The pulp that has become infected needs to be removed. The phrase, root canal, can bring up feelings of anxiety or fear in many patients, they are afraid it’s going to hurt. The truth is that the procedure does not cause pain, it releases the pain by exposing the infection that is already brewing. We begin every root canal procedure by considering the patient’s comfort. Most patients find a local anesthetic to be sufficient, but we also have conscious sedation options available when needed, including nitrous oxide, also known as laughing gas.

Once the patient is comfortable, the root canal procedure can begin, we will:

•  Create an Opening in the Tooth: The most common cause of infected pulp is a deep cavity caused by decay. We will remove the decayed portion of the tooth and remove tooth material to gain access to the pulp.
•  Remove Pulp: The pulp, or inner portion, of the tooth, was needed when the tooth was growing. Once the tooth is fully grown, it is ok to remove the pulp. Infected pulp can not heal, we remove all of it hoping that we are also removing the source of the infection. The pulp will include blood vessels, nerves, and connective tissue.

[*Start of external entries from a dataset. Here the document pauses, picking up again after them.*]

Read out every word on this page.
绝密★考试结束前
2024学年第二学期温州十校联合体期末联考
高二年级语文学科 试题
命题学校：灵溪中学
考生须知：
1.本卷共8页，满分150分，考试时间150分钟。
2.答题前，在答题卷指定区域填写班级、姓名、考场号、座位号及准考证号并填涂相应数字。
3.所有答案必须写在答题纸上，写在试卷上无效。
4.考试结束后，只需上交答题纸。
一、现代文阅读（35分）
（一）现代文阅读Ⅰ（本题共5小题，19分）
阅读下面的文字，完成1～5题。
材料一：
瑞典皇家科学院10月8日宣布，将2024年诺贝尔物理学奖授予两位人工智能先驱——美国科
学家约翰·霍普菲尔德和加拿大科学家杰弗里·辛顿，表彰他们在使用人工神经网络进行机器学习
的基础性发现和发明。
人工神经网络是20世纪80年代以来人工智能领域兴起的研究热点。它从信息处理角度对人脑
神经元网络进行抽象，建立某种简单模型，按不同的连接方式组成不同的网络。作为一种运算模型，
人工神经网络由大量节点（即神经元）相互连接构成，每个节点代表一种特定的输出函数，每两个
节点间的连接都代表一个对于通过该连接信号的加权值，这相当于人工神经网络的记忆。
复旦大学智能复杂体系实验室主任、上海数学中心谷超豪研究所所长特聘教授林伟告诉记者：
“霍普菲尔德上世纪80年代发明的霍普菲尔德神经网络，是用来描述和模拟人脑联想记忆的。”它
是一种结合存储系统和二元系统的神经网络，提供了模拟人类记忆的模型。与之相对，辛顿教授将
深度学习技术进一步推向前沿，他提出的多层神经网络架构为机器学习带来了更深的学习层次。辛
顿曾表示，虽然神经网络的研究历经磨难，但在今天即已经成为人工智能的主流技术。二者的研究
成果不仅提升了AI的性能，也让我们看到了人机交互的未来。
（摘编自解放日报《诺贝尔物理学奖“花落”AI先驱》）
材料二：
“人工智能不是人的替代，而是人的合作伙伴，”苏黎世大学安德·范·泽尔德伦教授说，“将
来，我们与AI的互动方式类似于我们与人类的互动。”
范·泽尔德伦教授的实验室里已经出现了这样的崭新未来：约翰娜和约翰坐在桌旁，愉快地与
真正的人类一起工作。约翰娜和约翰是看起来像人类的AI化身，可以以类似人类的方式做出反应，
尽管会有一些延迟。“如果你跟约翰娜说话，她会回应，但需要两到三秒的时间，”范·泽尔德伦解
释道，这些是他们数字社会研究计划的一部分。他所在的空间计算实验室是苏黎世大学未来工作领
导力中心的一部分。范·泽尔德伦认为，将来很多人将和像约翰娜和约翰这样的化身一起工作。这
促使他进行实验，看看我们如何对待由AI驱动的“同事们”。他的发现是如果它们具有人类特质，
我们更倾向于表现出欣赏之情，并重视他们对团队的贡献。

•  Cleanse the Root Canal: After removing the pulp, we then take time to clean the root with an antibacterial wash. This cleansing is done as an additional step to removing all infected material.
•  Fill the Root: The root is then filled with a medicated rubber material known as gutta-percha, along with a dental cement covering the top.
•  Cap the Tooth: The tooth is now clear of decay, but all of this work has weakened the structure. We will recommend a dental crown to encase and protect the tooth. A dental crown will extend the life of the now weakened tooth significantly.